WASHINGTON – The U.S. and Iraqi governments have failed to take advantage of a dramatic drop in violence in Iraq, according to a report issued Tuesday by a U.S. watchdog agency, which warned that prospects were waning “for achieving current U.S. security, political and economic goals in Iraq.”
Iraqi leaders have not passed legislation to foster reconciliation among Shiite Muslims, Sunnis and Kurds, and sectarian groups still retain control of ministries and divide Iraqi security forces, according to the Government Accountability Office report.
Moreover, the Bush administration’s efforts to stabilize and rebuild Iraq are plagued by weak planning, a lack of coordination with the Iraqi government and among U.S. agencies, and an absence of detailed information on “the current and future costs of U.S. involvement in Iraq,” it said.
“U.S. efforts lack strategies with clear purpose, scope, roles and performance measures,” the report said.The findings raise questions about whether the increase of U.S. troops that began last February will ultimately achieve the goal of giving Iraqi political leaders enough of a respite from violence that they can work to resolve Iraq’s many problems. The report comes as the Democrat-controlled Congress begins weighing President Bush’s request for another $196 billion for the wars in Iraq and Afghanistan.

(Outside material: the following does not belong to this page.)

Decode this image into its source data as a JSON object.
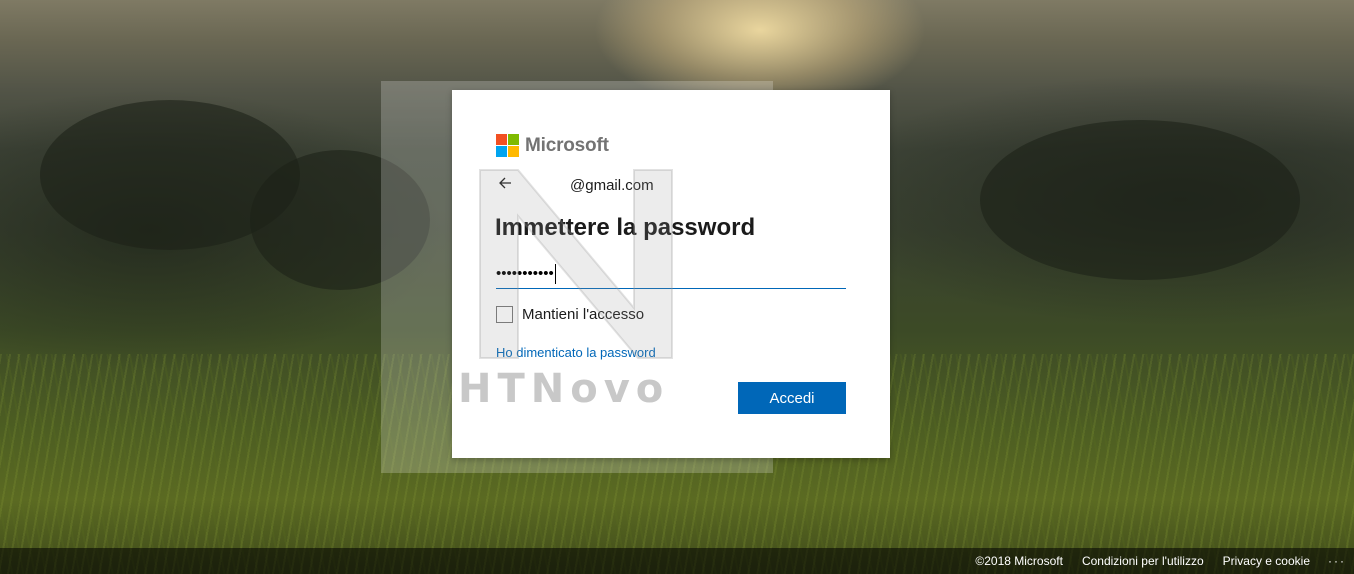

The GAO report, delivered to a House of Representatives subcommittee, cited a major drop in the number of enemy attacks on U.S.-led coalition troops and Iraqi security forces.
There were about 3,000 such attacks in September, compared with some 5,300 in June, the report said.
Despite the drop, however, the government of Prime Minister Nouri al-Maliki has made only “limited progress” toward passing legislation designed to foster national reconciliation, the report said.
None of the most crucial bills has been approved, it said.